MALA did not successfully change the method used to destroy the silos. The Air Force had already established stringent specifications for vibration and sound for the implosion that would protect adjacent property. In addition, the Air Force had conducted studies to show that local wells and aquifers would remain intact during the implosion. The Air Force identified two sites for the contractor to demonstrate compliance with these specifications and many people observed the implosion of the first silo which proved to be uneventful. Many landowners were given the opportunity to push the button to implode the silo adjacent to their property. As part of the deactivation process, the Air Force also released its easements for HICS buried on private property. HICS is a hardened, pressurized, buried cable that allowed the control centers and silos at the 44th SMW to send messages between facilities. The release of over 2,800 easements for HICS suggests the number of property owners affected by the placement of this cable on their property.
The Air Force clearly spelled out procedures by which landowners might purchase former LFs and control centers adjacent to their property. If multiple landowners held land adjacent to a missile site, the land was offered for sale to these owners in separate parcels. The General Services Administration (GSA), which coordinated the sale of the silos and control centers for the Air Force, offered these parcels to landowners at fair market value. If a landowner opted not to buy the land, the property was offered to government agencies first and if a government agency did not purchase the land, the property was offered for private bid. Property owners received written notice from GSA of the terms of the sale and had thirty days in which to accept the offer.
Owners who purchased the former silo sites received a level graded parcel covered with gravel and surrounded by a chain link fence. The former silo stood underneath the gravel, but the silo was filled with rubble and sealed with a reinforced-concrete cap. Deed restrictions on these former silo and control center sites prohibit installing wells, digging below two feet in depth at silos or digging over the capsules or elevator shaft at control centers, and a requirement to maintain drainage on the property. In addition, the new owners of the control centers could keep the buildings associated with the facility and gained the right to move the buildings, or reuse them for their own needs.

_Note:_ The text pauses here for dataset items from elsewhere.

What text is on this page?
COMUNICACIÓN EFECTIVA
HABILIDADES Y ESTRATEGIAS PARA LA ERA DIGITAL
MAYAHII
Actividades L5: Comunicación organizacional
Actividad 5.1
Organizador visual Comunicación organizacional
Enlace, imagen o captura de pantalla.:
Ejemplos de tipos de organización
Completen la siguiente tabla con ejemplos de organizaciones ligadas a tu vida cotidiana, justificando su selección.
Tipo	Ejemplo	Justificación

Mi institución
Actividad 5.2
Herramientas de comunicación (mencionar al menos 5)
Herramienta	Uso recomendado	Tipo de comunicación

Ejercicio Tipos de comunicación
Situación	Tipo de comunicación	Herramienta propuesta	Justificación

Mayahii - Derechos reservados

Once the Air Force completed deactivation of the 150 silos and fifteen control centers at Ellsworth Air Force Base, the missile sites began to be sold as excess government property. The last Minuteman silo in South Dakota, Kilo- 06, was imploded on 13 September 1996 and the Army Corps completed their deactivation work at the silos and control centers on 16 March 1999. After these activities were complete, the Air Force began environmental documentation at the sites in preparation for offering them for sale to adjacent landowners. Beginning in August 2001, the Air Force began selling the former silo and control center sites.